Wir beuten unseren Planeten aus, verändern das Klima- und Ökosystem mit negativen Konsequenzen und haben in den letzten 50 Jahren ausgeblendet, dass unsere Wirtschaft auch auf einer intakten Umwelt basiert. Jetzt müssen wir Umdenken.

Reto Ringger, Gründer und CEO von Globalance

Ein grosses Problem von «grünen» Anlagen ist der Mangel an zuverlässigen ESG-Daten: Verschiedene Rating-Agenturen messen und bewerten die Nachhaltigkeitsleistung von Unternehmen unterschiedlich – und widersprechen sich gegenseitig. Wie gehen Sie bei Globalance damit um?

Ja, im Datenbereich herrscht in der Tat eine grosse Konfusion – und zwar auf der Anleger- wie auf der Investorenseite. Die meisten Rating-Agenturen gewichten nämlich aus Compliance-Überlegungen Finanzrisiken und nicht etwa die positiven Nachhaltigkeitsleistung von Unternehmen, was Anleger oft falsch interpretieren, da sie Letzteres annehmen.

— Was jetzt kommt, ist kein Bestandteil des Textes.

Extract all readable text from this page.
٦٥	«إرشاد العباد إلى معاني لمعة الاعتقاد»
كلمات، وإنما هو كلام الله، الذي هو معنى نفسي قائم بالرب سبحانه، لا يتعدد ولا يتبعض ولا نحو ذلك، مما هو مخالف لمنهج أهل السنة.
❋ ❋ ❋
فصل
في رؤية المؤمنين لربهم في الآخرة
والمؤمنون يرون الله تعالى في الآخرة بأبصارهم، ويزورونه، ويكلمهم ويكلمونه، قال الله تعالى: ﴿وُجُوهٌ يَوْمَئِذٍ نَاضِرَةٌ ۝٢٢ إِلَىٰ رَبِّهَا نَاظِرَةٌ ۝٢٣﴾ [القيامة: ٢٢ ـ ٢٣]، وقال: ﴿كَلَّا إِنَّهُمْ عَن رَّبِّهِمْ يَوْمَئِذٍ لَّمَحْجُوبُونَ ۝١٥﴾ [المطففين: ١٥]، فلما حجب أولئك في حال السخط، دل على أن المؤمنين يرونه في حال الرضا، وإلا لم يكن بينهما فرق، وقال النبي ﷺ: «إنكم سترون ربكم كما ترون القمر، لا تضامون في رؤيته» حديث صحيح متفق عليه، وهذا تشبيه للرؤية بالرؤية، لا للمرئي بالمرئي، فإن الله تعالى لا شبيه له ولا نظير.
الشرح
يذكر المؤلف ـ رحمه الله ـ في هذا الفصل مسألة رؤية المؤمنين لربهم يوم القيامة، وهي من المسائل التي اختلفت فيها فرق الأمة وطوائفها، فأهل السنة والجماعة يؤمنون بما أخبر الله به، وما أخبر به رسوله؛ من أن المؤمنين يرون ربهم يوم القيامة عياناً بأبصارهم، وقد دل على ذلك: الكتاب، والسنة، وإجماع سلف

Und Investoren wie wir, die einen renditeorientierten Business Case verfolgen, sind auf ökonomische und performance-relevante Daten angewiesen, die in einem ESG-Kontext Sinn machen. Daher wählen wir aus verschiedenen Datenanbietern die für uns besten Daten aus und integrieren diese in unseren Anlageprozess. In Bezug auf Einheitlichkeit und Vergleichbarkeit bleibt den Anlegern nur die Hoffnung, dass die Rating-Agenturen sich über die Zeit inhaltlich annähern werden.

Der grösste Hebel um Kapital in nachhaltige Investitionen zu lenken, liegt bekanntermassen bei den Institutionellen Anlegern. Schweizer Pensionskassen verwalten ein Milliardenvermögen, kämpfen aber aus strukturellen und regulatorischen Gründen mit dem ESG-Thema. Wie lässt sich dieses Dilemma lösen?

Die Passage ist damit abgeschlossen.